Présenté par les Maynats dans le cadre de la programmation départementale, le spectacle « Tes Mains » a fait une Escale d’Automne au Lycée Victor Duruy.
En ce milieu de novembre, une attention particulière a été portée par nombre d’artistes sur le sujet sensible des violences faites aux femmes. Inviter la Cie Vendaval rejoint le souci de l’association Maynats de présenter des spectacles en tant que tels, mais aussi aptes à délivrer des messages auprès de tous les publics.
« Tes mains » qui aiment, qui caressent et qui prennent
Dans un lieu neutre, des textes et des musiques porteuses, sans débauche de lumières, juste des souliers rouges identifiaient des femmes qui, depuis l’au-delà, contaient leur vie sacrifiée. Les escarpins de la mariée ou ceux de la bourgeoise, les baskets de la joggeuse, les souliers d’enfant, pour signifier autant de personnages, femmes riches ou pauvres, cultivées ou analphabètes qui ont en commun d’avoir été blessées à mort, dans leur corps, mais pas dans leur âme, encore capables de parler d’amour, d’avoir de l’humour, parce qu’elles resteront belles et jeunes dans le souvenir de tous. Mots de cette jeune fille qui ne deviendra jamais une femme parce qu’elle ne reviendra pas de son séjour à Bamako, ou encore de ce bébé fille qui ne verra pas le jour, justement parce qu’elle est une fille.

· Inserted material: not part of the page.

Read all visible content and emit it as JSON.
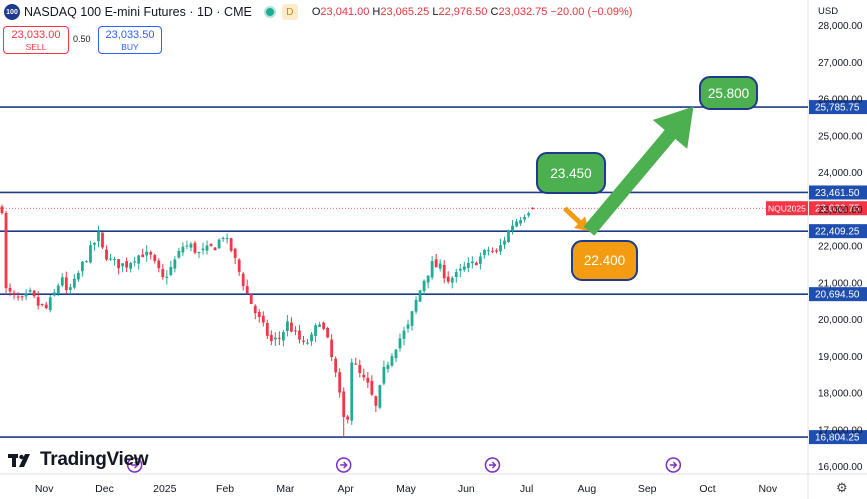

Nathalie Pagnac lit les textes de Serena Dandini, d’une voix profonde qui vous envelopperait presque de douceur. Carmela Acuyo danse les mots, incarnant les personnages de toute la souplesse évanescente de son corps, fluide et sans brusquerie.
Victimes silencieuses ou rebelles, comme s’il n’y avait pas de regret, juste la peur qui débarque avec les coups, mais le souvenir aussi d’amours inconditionnelles, d’espoir souvent plus fort que la dénonciation.
Le spectacle met en scène une réalité
Il ne s’agit pas de fiction. Parfois la beauté d’un geste, la poésie des mots peuvent revêtir toute la puissance du drame, sans condamner, juste en mettant le doigt, orientant le regard, là où ça fait mal, pour informer, pour alerter.
Si le spectacle du samedi soir s’est déroulé à Montgaillard, faisant l’unanimité tant il était bouleversant, sensible et artistiquement magnifique, les deux séances qui se sont déroulées la veille au Lycée Victor Duruy pour des classes de secondes et aussi des Bac Pro ASSP (Accompagnement, soins et services à la personne) ont touché de jeunes adultes les confrontant à certaines réalités dont ils pensaient être éloignés, recevant ce spectacle « comme un coup de poing en plein cœur ».
Pour toux ceux qui considèrent que le spectacle est un divertissement, cette Escale d’Automne a prouvé combien les arts vivants et ses différentes déclinaisons (danse, théâtre, musique) tout comme les arts visuels, arts plastiques et cinéma sont une médiation indispensable dans nos sociétés bousculées par une actualité anxiogène et un moyen de communication qui remet l’humain au cœur des relations.
Le Lycée est un espace d’ouverture à la réflexion, surtout lorsque le théâtre de la scène rejoint celui de la violence.